The show is the most important one on television because it is boundary-breaking, not only in that it allows its main character (a woman of color) to make mistakes, but in its excess of diversity. The main cast features four main characters of color, all in roles of power and leadership, a gay man in an actual realistic relationship, and multiple characters both above and below the poverty line. This explosion of color, of representation, isn’t an accident, and it doesn’t go unnoticed. It means something to people, and it means something to me.


How to Get Away With Murder is changing the world. Call me crazy, or say I’m over exaggerating its effects, but for the first time, the underrepresented are able to look at a TV show and see characters who look like themselves, not in the background or tacked on one-dimensionally, but behaving in all of the complicated, moving and riveting ways that white, straight characters have been behaving on television since the beginning of time.

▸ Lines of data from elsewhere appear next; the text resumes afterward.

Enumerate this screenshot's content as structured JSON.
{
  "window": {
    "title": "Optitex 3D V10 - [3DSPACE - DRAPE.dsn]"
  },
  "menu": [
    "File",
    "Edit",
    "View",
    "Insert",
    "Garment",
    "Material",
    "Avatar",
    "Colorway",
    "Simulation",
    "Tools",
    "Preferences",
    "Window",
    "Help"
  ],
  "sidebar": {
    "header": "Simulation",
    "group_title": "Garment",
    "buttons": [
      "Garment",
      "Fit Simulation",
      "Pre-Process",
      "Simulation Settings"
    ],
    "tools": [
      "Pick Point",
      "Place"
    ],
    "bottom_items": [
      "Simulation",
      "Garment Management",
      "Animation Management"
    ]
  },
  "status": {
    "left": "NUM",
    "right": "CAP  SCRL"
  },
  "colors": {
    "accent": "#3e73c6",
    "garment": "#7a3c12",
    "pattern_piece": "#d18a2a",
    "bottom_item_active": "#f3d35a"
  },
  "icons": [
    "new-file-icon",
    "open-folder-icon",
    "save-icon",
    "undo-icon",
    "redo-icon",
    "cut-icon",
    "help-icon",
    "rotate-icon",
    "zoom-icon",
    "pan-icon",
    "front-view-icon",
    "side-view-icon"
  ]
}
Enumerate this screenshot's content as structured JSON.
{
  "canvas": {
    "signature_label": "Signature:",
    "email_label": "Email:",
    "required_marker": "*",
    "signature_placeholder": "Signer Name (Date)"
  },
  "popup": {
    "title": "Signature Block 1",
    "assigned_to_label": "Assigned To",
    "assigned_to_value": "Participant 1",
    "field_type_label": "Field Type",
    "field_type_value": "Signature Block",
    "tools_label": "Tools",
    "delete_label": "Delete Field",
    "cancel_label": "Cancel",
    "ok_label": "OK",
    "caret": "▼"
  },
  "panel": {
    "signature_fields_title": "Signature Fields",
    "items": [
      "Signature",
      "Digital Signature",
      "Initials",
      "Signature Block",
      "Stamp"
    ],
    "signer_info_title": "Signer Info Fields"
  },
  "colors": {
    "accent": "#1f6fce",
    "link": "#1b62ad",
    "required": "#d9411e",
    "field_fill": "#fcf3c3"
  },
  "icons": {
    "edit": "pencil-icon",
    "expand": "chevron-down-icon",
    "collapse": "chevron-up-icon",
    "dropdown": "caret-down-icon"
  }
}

When you grow up seeing characters who don’t look like you, don’t act like you, don’t even love like you do on television, you feel alone. Having characters that you relate to, characters that you fall in love with, is how we begin to understand and discover ourselves. The lack of that is a lonely feeling — one that gets painfully internalized over the years by causing you to believe that something must be wrong with you. I can tell you exactly why, from first-hand experience, the LGBTQA+ community desperately searches for characters like them, and it’s because we’re looking for hope. It is so rare to see ourselves even just exist on TV, much less in control of our own destinies, or receiving a happy ending. Shows like HTGAWM do that in excess, normalizing our stories and educating others.


It may be just a TV show, but it’s never “just a TV show.” Broadcast media — primetime shows like HTGAWM — influence public opinion. By normalizing these narratives, they foreshadow what is to come — and I, for one, can’t wait.